01 Abril 2019 08:48:17

Inquérito civil foi aberto para apurar possível descumprimento a legislação no tocante ao período para implantação completa do Sistema de Saneamento Básico no município de Penha, hoje de 35 anos

FELIPE BIEGING, JORNALISTA
eSGOTO pENHA.jpg
Não há uma “justificativa plausível a ponto de não utilizar o horizonte de 20 anos previsto na legislação e orientado em Termos Referência oficial do Governo”,

O Ministério Público de Santa Catarina (MPSC), por meio da 2ª Promotoria de Justiça da Comarca de Balneário Piçarras, instaurou inquérito civil para apurar possível descumprimento a legislação no tocante ao período para implantação completa do Sistema de Saneamento Básico no município de Penha - hoje previsto para 35 anos. Segundo o MPSC, o prazo ultrapassa em 15 anos a limitação imposta por Lei Federal.

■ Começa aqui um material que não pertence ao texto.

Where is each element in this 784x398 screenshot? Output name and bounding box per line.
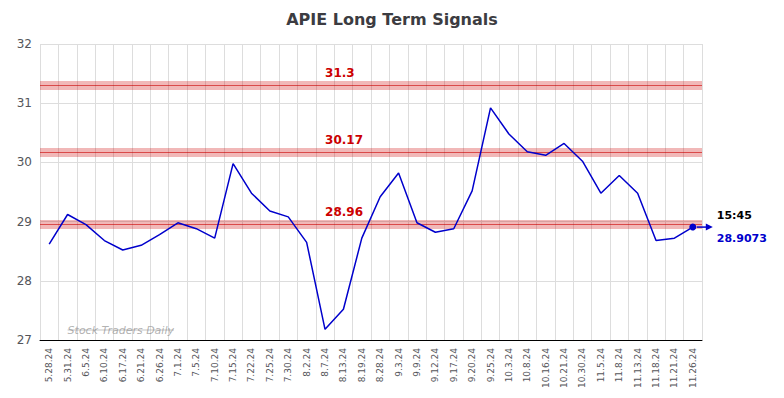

“A Lei n. 11.445/2007 é considerada um marco regulatório para o setor de saneamento no Brasil e que esta estabelece as diretrizes nacionais e os princípios para a universalização do acesso ao saneamento. Considerando que o Plano Municipal de Saneamento Básico deve ser elaborado com horizonte de 20 anos, avaliados anualmente e revisados a cada 4 anos”, fundamentou o promotor, Luis Felipe de Oliveira Czesnat, no ato de instauração.

Em um laudo pericial – encomendado pela 1ª Promotoria, em inquérito instaurado em 2015 e que verifica possíveis erros no edital de concessão – foi constatado que não há uma “justificativa plausível a ponto de não utilizar o horizonte de 20 anos previsto na legislação e orientado em Termos Referência oficial do Governo”, cita o documento assinado pela empresa Artium Engenharia. O documento foi concluído em agosto do ano passado, sendo remetido recentemente à 2ª Promotoria – assunto de sua competência.

“Pode sim ser um Plano de 35 anos, mas é preciso de estudos que embasem essa mudança de prazo”, complementou o promotor, que vem buscando explicações junto a Prefeitura desde setembro do ano passado. Sem um contraponto convincente, Luis Felipe instaurou o inquérito no último dia 1º de março.  “O Município de Penha não apresentou justificativa plausível a ponto de não utilizar o horizonte de 20 anos [...] Limitou-se a mencionar que possui um Plano de Saneamento Básico e que o mesmo está sendo implantado pela empresa Águas de Penha, concessionária do serviço de água e esgoto no município”, reforçou.

O Plano Municipal de Saneamento de Penha foi sancionado em 20 de dezembro de 2013, pela pelo ex-prefeito Evandro Eredes dos Navegantes (PSDB). O documento foi produzido pela AR Engenharia, apresentado em audiência pública e depois aprovado pela Câmara de Vereadores. O documento, que previa investimento totais de R$ 161.903.237,25, norteou a elaboração do edital de concessão para implantação do sistema. Com a proposta de R$ 186.345.915,11, o Consórcio Água e Esgoto de Penha - formado pelas empresas Serrana Engenharia (SC), Aegea Saneamento (SP) e Equipav Engenharia (SP) – assinou contrato com a Prefeitura em 28 de novembro de 2015.

Com relação às possíveis sanções, Luis Felipe citou que o inquérito poderá gerar uma ação civil pública contra o município. Os responsáveis também serão apurados no decorrer do inquérito. Questões como uma repactuação de prazo ou mesmo novos estudos que comprovem a necessidade dos 15 anos adicionais podem ser um viés resolutivo à questão. “Com também até a configuração de ato de improbidade administrativa”, encerrou Luis Felipe. O atual descumprimento dos prazos de investimentos no setor também podem se tornar alvo das promotorias.

A Prefeitura já foi oficiada pelo MPSC. A reportagem questionou o prefeito Aquiles da Costa (MDB) sobre o assunto, mas ele pontuou desconhecer o teor do inquérito.